38. CORRESPONDENCIA (III)

Cuarta carta a Alice:

«Querida avestruz:

Pienso en ti a todas horas. Pienso en ti por la mañana, caminando entre el frío. Camino despacio a propósito para poder pensar en ti durante más tiempo. Pienso en ti por la noche, cuando te echo de menos en medio de las fiestas, en las que me emborracho para pensar en otra cosa que no seas tú, con el efecto contrario. Pienso en ti cuando te veo y también cuando no te veo. Me gustaría tanto hacer otra cosa que pensar en ti, pero no lo consigo. Si conoces algún truco para poder olvidarte, házmelo saber.

Acabo de pasar el peor fin de semana de mi vida. Nunca había echado de menos tanto a alguien. Sin ti, mi vida es una sala de espera. ¿Hay algo más horrible que una sala de espera de hospital, con sus luces de neón y el linóleo del suelo? ¿Es humano hacerme esto? Además, en mi sala de espera, estoy solo, no hay otros heridos graves con sangre derramándose para tranquilizarme, ni revistas sobre la mesita para entretenerme, ni distribuidores de tiques numerados para esperar que mi espera llegue a su fin. Me duele mucho el estómago y nadie me cura. Estar enamorado es eso: un dolor de estómago cuyo único remedio eres tú.
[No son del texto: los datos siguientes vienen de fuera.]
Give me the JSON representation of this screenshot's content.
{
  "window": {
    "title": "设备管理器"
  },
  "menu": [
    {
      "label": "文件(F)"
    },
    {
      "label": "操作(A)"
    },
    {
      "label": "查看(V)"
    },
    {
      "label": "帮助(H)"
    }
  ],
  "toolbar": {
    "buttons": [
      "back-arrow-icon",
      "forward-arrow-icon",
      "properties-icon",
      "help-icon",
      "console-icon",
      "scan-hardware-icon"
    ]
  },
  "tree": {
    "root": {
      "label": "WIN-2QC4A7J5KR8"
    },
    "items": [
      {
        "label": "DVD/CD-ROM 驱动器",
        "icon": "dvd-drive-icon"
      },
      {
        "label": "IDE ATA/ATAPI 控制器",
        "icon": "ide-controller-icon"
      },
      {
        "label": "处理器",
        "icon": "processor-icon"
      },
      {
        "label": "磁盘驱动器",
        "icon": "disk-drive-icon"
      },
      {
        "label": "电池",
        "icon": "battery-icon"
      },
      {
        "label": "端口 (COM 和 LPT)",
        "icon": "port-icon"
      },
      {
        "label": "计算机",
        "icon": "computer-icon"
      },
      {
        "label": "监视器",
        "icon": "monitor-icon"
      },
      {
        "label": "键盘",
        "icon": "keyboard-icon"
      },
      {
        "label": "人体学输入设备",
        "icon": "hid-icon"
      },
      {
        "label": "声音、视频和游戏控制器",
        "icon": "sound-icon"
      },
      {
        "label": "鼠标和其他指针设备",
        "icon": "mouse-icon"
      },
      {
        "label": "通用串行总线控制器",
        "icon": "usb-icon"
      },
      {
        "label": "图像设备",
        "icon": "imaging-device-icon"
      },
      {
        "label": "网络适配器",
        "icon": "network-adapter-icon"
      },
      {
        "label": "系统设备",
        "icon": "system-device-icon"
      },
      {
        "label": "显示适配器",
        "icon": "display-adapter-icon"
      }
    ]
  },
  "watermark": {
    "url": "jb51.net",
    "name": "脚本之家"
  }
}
Alice. Ignoraba que este nombre tendría tanto protagonismo en mi vida. Había oído hablar de la infelicidad y no sabía que se llamaba Alice. Alice, te quiero. Dos sintagmas inseparables. No te llamas Alice, te llamas “Alice-te-quiero”.

Tu Marc muy desanimado.»

Como estaba previsto, Alice volvió a llamarme el lunes. Me confesó que estaba loca por mí, y me prometió que nunca más volveríamos a separarnos. La desnudé suavemente en un apartamento prestado por un amigo. Decir que nuestro reencuentro fue agradable es decir poco. Aquella tarde de placer podría servir de muestra en Sèvres en la sección «placer sexual de muy alto nivel entre dos seres humanos de sexos complementarios». Luego, contrariamente a su promesa, me dejó hacia las nueve de la noche, agotada, y volví a encontrarme solo, dispuesto a enfrentarme al paso de las horas.